Un héritage sportif et une quête d'excellence
Thibault Bassons, 22 ans, incarne la relève de l'athlétisme français. Fils de Christophe Bassons, figure emblématique de la lutte contre le dopage dans le cyclisme, il poursuit une carrière de décathlonien et sauteur en hauteur. Son parcours, marqué par le pragmatisme et une organisation millimétrée, le distingue dans le monde sportif. Rencontré au parc Peixotto de Talence, il dévoile les coulisses de sa double vie d'étudiant-ingénieur et d'athlète de haut niveau.
Un double projet ambitieux
Thibault Bassons, licencié à l'US Cenon et s'entraînant à l'ADEM de Talence, prépare un départ de quatre mois en Suisse pour un stage obligatoire dans ses études d'ingénieur à Enseirb – Matmeca.
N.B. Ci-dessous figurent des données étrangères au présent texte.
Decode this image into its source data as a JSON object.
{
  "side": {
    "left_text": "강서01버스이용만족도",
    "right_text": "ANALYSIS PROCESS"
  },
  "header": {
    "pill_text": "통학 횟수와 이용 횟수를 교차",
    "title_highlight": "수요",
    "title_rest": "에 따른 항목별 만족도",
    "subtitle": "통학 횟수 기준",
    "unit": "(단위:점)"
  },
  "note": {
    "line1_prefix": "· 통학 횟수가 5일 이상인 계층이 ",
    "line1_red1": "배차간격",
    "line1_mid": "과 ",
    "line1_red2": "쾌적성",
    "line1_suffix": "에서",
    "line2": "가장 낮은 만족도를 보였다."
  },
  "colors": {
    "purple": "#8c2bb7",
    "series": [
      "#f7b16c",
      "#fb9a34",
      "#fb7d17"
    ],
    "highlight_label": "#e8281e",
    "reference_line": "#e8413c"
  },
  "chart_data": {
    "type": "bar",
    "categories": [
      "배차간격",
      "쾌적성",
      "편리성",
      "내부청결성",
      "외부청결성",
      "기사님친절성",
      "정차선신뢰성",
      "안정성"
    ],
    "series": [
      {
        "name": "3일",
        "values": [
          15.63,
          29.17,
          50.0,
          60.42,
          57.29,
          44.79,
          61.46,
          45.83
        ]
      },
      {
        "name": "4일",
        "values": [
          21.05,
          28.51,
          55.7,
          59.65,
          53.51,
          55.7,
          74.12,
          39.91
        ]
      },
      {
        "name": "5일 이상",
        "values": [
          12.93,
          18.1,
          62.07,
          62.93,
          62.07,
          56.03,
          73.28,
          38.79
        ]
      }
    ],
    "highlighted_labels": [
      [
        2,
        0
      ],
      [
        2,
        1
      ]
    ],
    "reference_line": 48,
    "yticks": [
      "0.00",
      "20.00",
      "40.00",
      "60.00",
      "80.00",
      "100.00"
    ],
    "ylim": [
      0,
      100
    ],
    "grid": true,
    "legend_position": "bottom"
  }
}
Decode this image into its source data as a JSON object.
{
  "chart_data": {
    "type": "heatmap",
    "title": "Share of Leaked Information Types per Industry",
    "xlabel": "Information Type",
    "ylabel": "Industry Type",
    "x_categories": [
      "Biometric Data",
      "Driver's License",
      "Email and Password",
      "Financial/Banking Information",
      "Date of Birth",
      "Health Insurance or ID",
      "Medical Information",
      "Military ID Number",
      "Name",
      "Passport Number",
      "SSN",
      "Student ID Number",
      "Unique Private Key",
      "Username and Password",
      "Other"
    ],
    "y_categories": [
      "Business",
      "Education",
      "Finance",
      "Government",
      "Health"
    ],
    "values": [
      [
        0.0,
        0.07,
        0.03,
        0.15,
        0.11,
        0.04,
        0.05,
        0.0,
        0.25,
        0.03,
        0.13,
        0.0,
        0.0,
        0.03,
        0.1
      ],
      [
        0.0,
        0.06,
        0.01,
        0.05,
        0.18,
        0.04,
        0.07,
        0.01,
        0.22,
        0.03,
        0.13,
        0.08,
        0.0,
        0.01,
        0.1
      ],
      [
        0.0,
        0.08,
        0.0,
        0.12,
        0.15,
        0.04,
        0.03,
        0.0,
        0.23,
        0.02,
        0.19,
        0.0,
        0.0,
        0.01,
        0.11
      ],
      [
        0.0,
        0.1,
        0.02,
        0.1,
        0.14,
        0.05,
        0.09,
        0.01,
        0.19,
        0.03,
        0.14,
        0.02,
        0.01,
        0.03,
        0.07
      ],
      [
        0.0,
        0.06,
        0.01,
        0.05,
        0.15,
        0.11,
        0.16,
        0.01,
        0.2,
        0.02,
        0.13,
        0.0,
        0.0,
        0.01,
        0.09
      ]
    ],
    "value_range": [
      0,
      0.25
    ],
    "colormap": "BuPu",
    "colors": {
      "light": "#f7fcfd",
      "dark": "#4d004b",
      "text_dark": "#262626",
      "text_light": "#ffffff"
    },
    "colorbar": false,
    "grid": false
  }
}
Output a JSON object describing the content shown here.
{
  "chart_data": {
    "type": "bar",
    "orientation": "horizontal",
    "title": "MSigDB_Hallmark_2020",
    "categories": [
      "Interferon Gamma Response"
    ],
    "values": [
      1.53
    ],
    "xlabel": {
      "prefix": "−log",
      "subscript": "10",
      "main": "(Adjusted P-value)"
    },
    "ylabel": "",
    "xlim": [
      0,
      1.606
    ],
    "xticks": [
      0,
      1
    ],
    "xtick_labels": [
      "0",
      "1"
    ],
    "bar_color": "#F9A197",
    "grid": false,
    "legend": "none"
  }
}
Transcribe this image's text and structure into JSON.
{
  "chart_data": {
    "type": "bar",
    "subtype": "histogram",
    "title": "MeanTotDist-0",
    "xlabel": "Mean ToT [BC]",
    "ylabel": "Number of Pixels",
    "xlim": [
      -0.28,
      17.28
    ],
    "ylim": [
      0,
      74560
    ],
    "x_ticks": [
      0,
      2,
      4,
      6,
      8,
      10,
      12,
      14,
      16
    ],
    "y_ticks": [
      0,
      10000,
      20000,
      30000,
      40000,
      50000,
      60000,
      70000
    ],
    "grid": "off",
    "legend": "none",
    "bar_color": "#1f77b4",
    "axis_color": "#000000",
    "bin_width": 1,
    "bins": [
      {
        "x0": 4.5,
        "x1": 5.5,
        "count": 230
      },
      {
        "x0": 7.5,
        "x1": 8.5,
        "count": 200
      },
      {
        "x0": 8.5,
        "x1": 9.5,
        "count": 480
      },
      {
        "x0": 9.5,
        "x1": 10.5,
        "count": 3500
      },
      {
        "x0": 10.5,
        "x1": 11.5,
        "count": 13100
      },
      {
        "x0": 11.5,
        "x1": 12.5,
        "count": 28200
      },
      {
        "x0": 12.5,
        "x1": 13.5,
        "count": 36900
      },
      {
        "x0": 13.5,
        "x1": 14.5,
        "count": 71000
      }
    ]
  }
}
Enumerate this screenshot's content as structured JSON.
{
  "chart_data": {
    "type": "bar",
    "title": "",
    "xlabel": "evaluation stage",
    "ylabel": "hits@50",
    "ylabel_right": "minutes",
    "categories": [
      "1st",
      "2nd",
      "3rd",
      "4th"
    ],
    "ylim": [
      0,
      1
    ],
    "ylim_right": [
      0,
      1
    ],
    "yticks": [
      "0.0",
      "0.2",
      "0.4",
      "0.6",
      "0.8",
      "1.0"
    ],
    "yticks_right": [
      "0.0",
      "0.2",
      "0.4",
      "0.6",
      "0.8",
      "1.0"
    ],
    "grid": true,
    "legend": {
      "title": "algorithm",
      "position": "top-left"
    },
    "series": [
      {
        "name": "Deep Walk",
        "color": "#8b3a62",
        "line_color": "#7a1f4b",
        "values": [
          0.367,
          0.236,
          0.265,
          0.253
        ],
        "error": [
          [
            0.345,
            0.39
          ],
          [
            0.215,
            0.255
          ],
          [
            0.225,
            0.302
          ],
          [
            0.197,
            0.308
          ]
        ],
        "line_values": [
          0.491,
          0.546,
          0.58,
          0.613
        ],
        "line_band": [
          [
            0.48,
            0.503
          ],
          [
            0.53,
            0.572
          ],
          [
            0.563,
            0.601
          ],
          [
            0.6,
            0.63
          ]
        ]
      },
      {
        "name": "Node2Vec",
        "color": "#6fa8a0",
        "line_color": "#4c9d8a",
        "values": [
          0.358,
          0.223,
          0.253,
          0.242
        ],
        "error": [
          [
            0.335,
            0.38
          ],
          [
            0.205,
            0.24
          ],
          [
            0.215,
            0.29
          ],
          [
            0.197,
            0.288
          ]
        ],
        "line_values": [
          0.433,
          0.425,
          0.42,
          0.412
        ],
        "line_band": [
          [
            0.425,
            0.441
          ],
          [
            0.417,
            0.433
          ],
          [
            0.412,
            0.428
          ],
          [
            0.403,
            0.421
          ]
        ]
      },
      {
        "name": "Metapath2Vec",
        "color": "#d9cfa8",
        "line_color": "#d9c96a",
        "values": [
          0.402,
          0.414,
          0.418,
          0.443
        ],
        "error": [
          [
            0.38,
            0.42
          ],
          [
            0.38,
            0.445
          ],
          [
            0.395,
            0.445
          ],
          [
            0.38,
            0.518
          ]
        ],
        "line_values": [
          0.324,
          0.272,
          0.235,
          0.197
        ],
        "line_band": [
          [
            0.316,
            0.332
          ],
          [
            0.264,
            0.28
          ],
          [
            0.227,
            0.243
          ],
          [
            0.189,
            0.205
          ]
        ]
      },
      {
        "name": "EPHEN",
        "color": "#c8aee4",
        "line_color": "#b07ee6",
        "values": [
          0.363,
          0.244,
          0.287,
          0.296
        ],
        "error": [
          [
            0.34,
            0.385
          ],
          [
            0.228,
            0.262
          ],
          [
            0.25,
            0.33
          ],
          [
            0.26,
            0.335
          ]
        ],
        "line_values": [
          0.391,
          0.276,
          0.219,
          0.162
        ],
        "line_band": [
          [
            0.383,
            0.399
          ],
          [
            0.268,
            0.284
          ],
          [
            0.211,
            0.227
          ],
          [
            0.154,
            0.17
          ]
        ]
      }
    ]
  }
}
Malgré cette contrainte, il vise une qualification aux championnats de France Espoir puis Élite. « J'imagine ma carrière avec ce double projet, un sport et un travail, quand les études seront terminées dans un an et demi », confie-t-il. Il a trouvé un club à Sion pour se concentrer sur le sprint et la perche, avec un accès à un laboratoire de simulation d'altitude.
Le décathlon, une passion pour la diversité
Spécialiste du décathlon, Thibault apprécie la variété des épreuves. « Le décathlon a un point fort, la diversité, tu ne t'ennuies pas. Je n'imagine pas ne faire que de la hauteur », explique-t-il. Son record en saut en hauteur est de 2,16 m, lui valant le titre de champion de France en salle 2026. En heptathlon, il a terminé 5e avec 5 640 points. Ses records personnels au décathlon sont de 7 097 points en junior et 7 217 points en Espoir. « J'ai beaucoup progressé depuis. Je pense valoir 7 600 - 7 800 points cet été », estime-t-il.
Des progrès constants en puissance
Thibault a comblé un déficit de puissance musculaire du haut du corps dû à une croissance tardive. Il travaille avec un préparateur physique, Gaël Le Glédic, en complément de son coach Mohamed Saber. « Je le ressens, je progresse », affirme-t-il. Il s'appuie également sur un préparateur mental et un nutritionniste, une équipe pluridisciplinaire financée en partie par des aides de Cenon. « Peu d'athlètes ont si tôt un tel package », souligne-t-il.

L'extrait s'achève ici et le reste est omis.